On May 8, Attorney General John Ashcroft filed an amicus curiae (“friend of the court”) brief for the defense in a civil case alleging that the oil company Unocal was complicit in forced labor and other abuses committed by the Burmese military during the construction of the Yadana gas pipeline. The case, John Doe I, et al. v. Unocal Corporation, et al., was originally filed in 1996 and is currently being reheard by the U.S. Ninth Circuit Court of Appeals.
The Justice Department brief went well beyond the scope of the Unocal case, however, and argued for a radical re-interpretation of the 1789 Alien Tort Claims Act (ATCA). For over 20 years, courts have held that the ATCA permits victims of serious violations of international law abroad to seek civil damages in U.S. courts against their alleged abusers who are found in the United States. The Justice Department would deny victims the right to sue under the ATCA for abuses committed abroad.
“This is a craven attempt to protect human rights abusers at the expense of victims,” said Kenneth Roth, executive director of Human Rights Watch. “The Bush administration is trying to overturn a longstanding judicial precedent that has been very important in the protection of human rights.”
Courts have upheld human rights suits under the ATCA since 1980, in a case brought by the father and sister of Joel Filartiga, a seventeen-year-old Paraguayan. Filartiga was kidnapped and tortured to death by a Paraguayan police official who subsequently emigrated to the United States. In that case, the Second Circuit Court of Appeals held that the ATCA permitted victims to pursue claims based on serious violations of international human rights law. Victims have also been awarded damages against other perpetrators, including Bosnian Serb leader Radovan Karadic and former Philippine president Ferdinand Marcos. However, because the defendants have traditionally been non-residents without assets in the U.S., it has been difficult to collect the awards.

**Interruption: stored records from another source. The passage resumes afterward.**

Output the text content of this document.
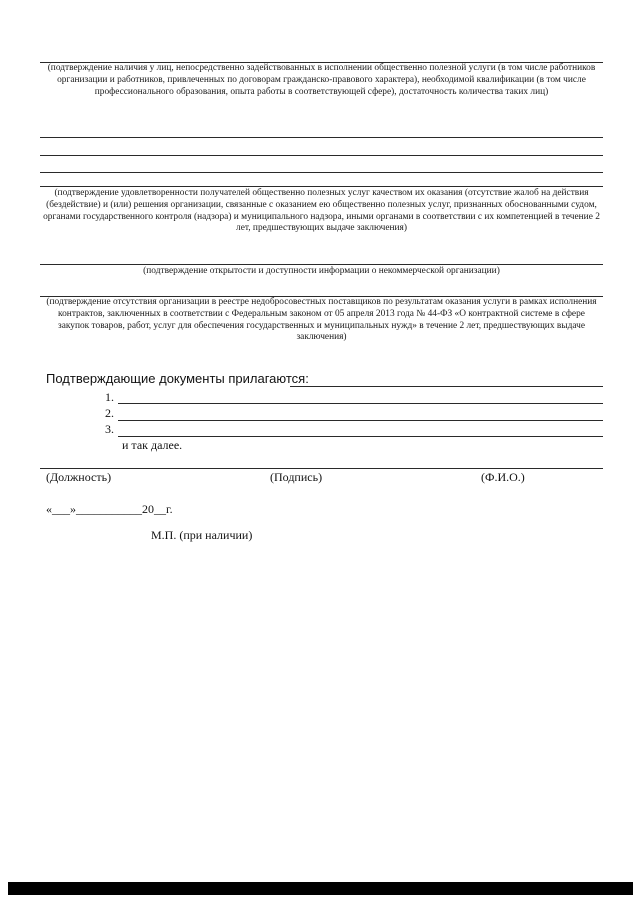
(подтверждение наличия у лиц, непосредственно задействованных в исполнении общественно полезной услуги (в том числе работников организации и работников, привлеченных по договорам гражданско-правового характера), необходимой квалификации (в том числе профессионального образования, опыта работы в соответствующей сфере), достаточность количества таких лиц)
(подтверждение удовлетворенности получателей общественно полезных услуг качеством их оказания (отсутствие жалоб на действия (бездействие) и (или) решения организации, связанные с оказанием ею общественно полезных услуг, признанных обоснованными судом, органами государственного контроля (надзора) и муниципального надзора, иными органами в соответствии с их компетенцией в течение 2 лет, предшествующих выдаче заключения)
(подтверждение открытости и доступности информации о некоммерческой организации)
(подтверждение отсутствия организации в реестре недобросовестных поставщиков по результатам оказания услуги в рамках исполнения контрактов, заключенных в соответствии с Федеральным законом от 05 апреля 2013 года № 44-ФЗ «О контрактной системе в сфере закупок товаров, работ, услуг для обеспечения государственных и муниципальных нужд» в течение 2 лет, предшествующих выдаче заключения)
Подтверждающие документы прилагаются:
1.
2.
3.
и так далее.
(Должность)	(Подпись)	(Ф.И.О.)
«___»___________20__г.
М.П. (при наличии)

The Justice Department argued that the ATCA could not be used as a basis to file civil cases and that victims should sue under other laws; that the “law of nations” covered by the ATCA did not include international human rights treaties; and that abuses committed outside of the United States would not be covered under the law. No previous administration has challenged the legitimacy of ATCA cases against gross human rights abusers.

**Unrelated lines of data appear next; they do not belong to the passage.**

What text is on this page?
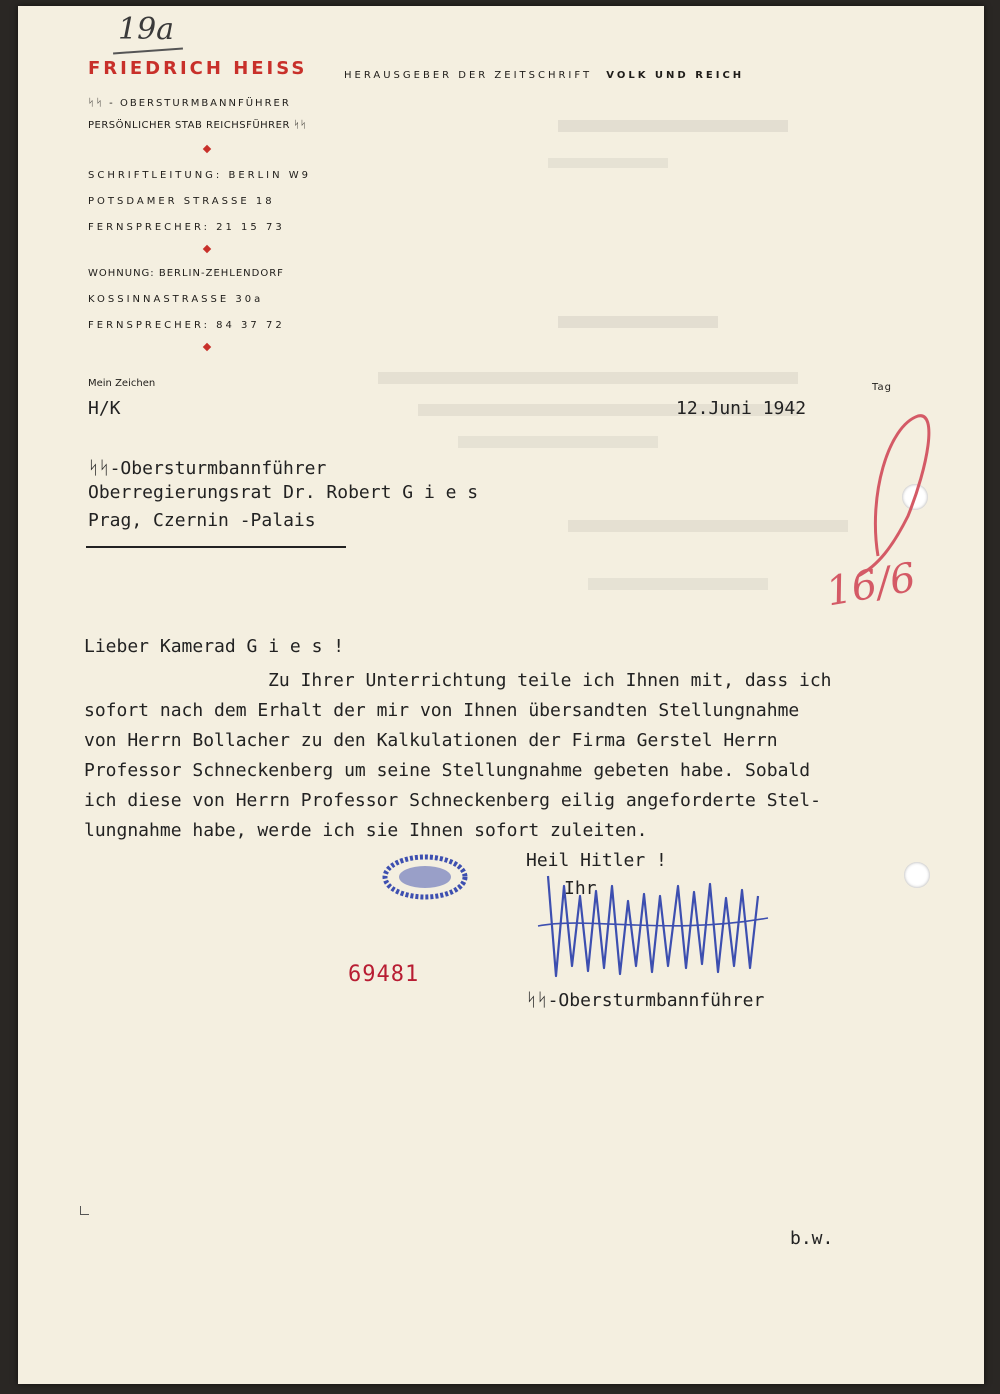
19a
FRIEDRICH HEISS	HERAUSGEBER DER ZEITSCHRIFT VOLK UND REICH
ᛋᛋ - OBERSTURMBANNFÜHRER
PERSÖNLICHER STAB REICHSFÜHRER ᛋᛋ
SCHRIFTLEITUNG: BERLIN W9
POTSDAMER STRASSE 18
FERNSPRECHER: 21 15 73
WOHNUNG: BERLIN-ZEHLENDORF
KOSSINNASTRASSE 30a
FERNSPRECHER: 84 37 72
Mein Zeichen	Tag
H/K	12.Juni 1942
ᛋᛋ-Obersturmbannführer
Oberregierungsrat Dr. Robert G i e s
Prag, Czernin -Palais
16/6
Lieber Kamerad G i e s !
Zu Ihrer Unterrichtung teile ich Ihnen mit, dass ich
sofort nach dem Erhalt der mir von Ihnen übersandten Stellungnahme
von Herrn Bollacher zu den Kalkulationen der Firma Gerstel Herrn
Professor Schneckenberg um seine Stellungnahme gebeten habe. Sobald
ich diese von Herrn Professor Schneckenberg eilig angeforderte Stel-
lungnahme habe, werde ich sie Ihnen sofort zuleiten.
Heil Hitler !
Ihr
ᛋᛋ-Obersturmbannführer
69481
b.w.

If the Administration’s argument were upheld, some of the cases that would not have gone forward include:
* The 1996-97 Holocaust Litigation cases against Swiss banks, which led to a U.S. government-negotiated settlement to pay Holocaust survivors approximately $1.25 billion. The cases were brought under several laws, including the ATCA.
* Presbyterian Church of Sudan, et al. v. Talisman Energy Inc., a 2001 suit filed in New York federal district court alleging that Talisman Energy was complicit in human rights abuses committed by the government of Sudan in oil-producing areas where Talisman operated. The court denied the company’s motion to dismiss the case on March 19, 2003.
* Raymonde Abrams v. Societe Nationale Des Chemins De Fer Francais, a case filed in 2000 in which Holocaust survivors alleged that the National French Railroad Company deported Jews and others to Nazi death camps. A New York district court dismissed the case on November 7, 2001; it is currently on appeal to the Second Circuit Court of Appeal.
“The Justice Department brief could do a lot of damage to this important legal precedent,” said Roth. “Supporters of human rights should tell the Bush administration to leave the Alien Tort Claims Act alone.”
The Alien Tort Claims Act was adopted as part of the original Judiciary Act in 1789 and states that “[t]he district courts shall have original jurisdiction of any civil action by an alien for a tort [personal injury] only, committed in violation of the law of nations or a treaty of the United States.”
In 1993, lawsuits were brought against multinational companies for alleged complicity in human rights violations abroad. There have been at least twenty-five such cases against companies over the last ten years; the courts have dismissed most of these cases and have not rendered any judgments against companies.
The Doe v. Unocal case was originally filed in 1996. In 1997, a U.S. federal district court in California ruled that the company could be held liable for the alleged abuses, but subsequently dismissed the case in 2000. Two years later, the Ninth Circuit Court of Appeals overturned the ruling and allowed the case to proceed. However in February 2003, the Ninth Circuit agreed to rehear the case en banc. The Justice Department brief was filed for this rehearing.
Human Rights Watch is not a party to any lawsuit filed under the ATCA, nor does it take a position on the merits of any particular case. However, Human Rights Watch believes that victims should have the option to file such suits.